February 14, 2007

XML Inclusions reversal or transclusions strike back

Kzu, being also one of the Mvp.Xml project users has this wild feature request. He wants to reverse XInclude resolving back. The scenario is simple: you load XML document A.xml containing XML Inclusions for B.xml and C.xml, XInclude processor resolves XML Inclusions, you get a combined document, edit it and then you save it back to A.xml, B.xml and C.xml. So if you have modified an element coming from B.xml then B.xml gets updated on save.

Well, that sounds like a reasonable feature, but how it can be done? To be able to reverse XML Inclusions one has to know exactly where each node came from, i.e. to preserve original context in a post-XInclude document.

Inclusion preserving context information is also known as a transclusion. Visual transclusion is traditionally associated with XLink instead and technically speaking XInclude has nothing to do with it. From XInclude 1.0 spec:

1.1 Relationship to XLink

XInclude differs from the linking features described in the [XML Linking Language], specifically links with the attribute value show="embed". Such links provide a media-type independent syntax for indicating that a resource is to be embedded graphically within the display of the document. XLink does not specify a specific processing model, but simply facilitates the detection of links and recognition of associated metadata by a higher level application.

XInclude, on the other hand, specifies a media-type specific (XML into XML) transformation. It defines a specific processing model for merging information sets. XInclude processing occurs at a low level, often by a generic XInclude processor which makes the resulting information set available to higher level applications.

Simple information item inclusion as described in this specification differs from transclusion, which preserves contextual information such as style.

So in an ideal world I'd just suggest Kzu to use XLink instead of XInclude for transclusions. The problem though is that XLink is basically dead for years now and unfortunately there is none XLink implementations for .NET. That's why XInclude.

As I read XInclude spec more I realized above citation about XInclude != transclusion isn't 100% true and XInlcude does preserve some pieces of context:

The inclusion history of each top-level included item is recorded in the extension property include history.

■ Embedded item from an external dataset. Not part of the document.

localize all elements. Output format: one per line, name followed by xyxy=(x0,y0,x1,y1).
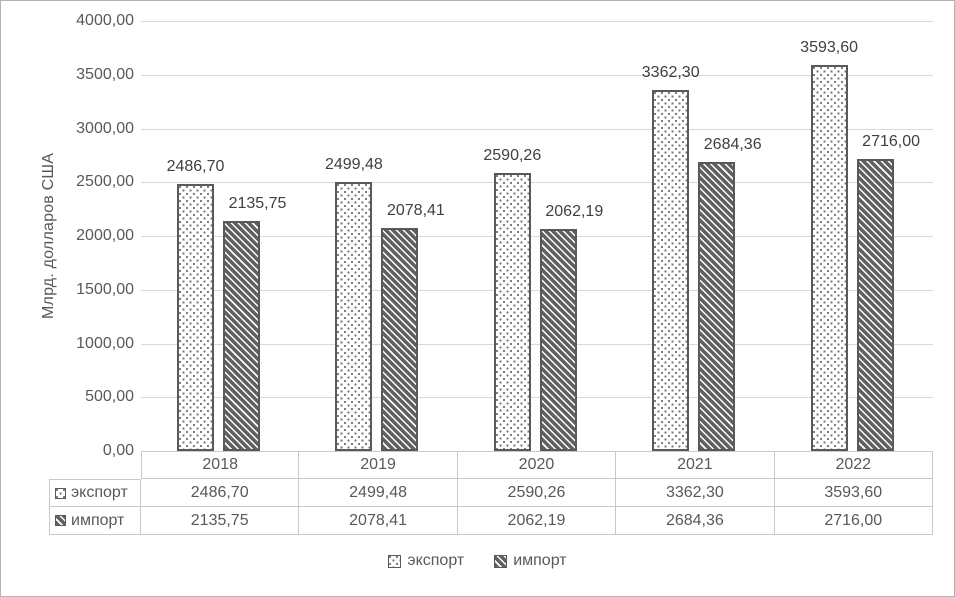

The include history property is a list of element information items, representing the xi:include elements for recursive levels of inclusion. If an include history property already appears on a top-level included item, the xi:include element information item is prepended to the list. If no include history property exists, then this property is added with the single value of the xi:include element information item.

So basically for each node in a post-XInclude document it's possible to figure out it's original context:

  1. If a node has no ancestors having "include history" property, it belongs to the including XML document.
  2. If there is such ancestor node then "include history" can be used to find out where this node came from.

Of course that only sounds simple. For starters Mvp.Xml XInclude implementation doesn't support "include history". XIncludingReader keeps internal stack of xi:include elements though and can expose it in some way. Then "include history" should be preserved in XML Infoset implementation, e.g. XML DOM - XmlDocument. That means XIncludeXmlDocument class extending XmlDocument. And then "include history" should be used when saving XmlDocument. Still sounds feasible.

Problems. What about partial inclusions with XPointer? if a node was included from inside a document its full XPath must be preserved in "include history" so it can be saved back at exactly the same location. Still feasible.

Editing combined document opens Pandora's box. New nodes - where they should be saved. Deleting nodes - how to detect? Moving nodes around. Multiple inclusions of the same node - how to resolve conflicts?

Well, still it sounds mostly feasible to implement transclusion on top of XInclude.

Any comments? Does anybody think it might be useful?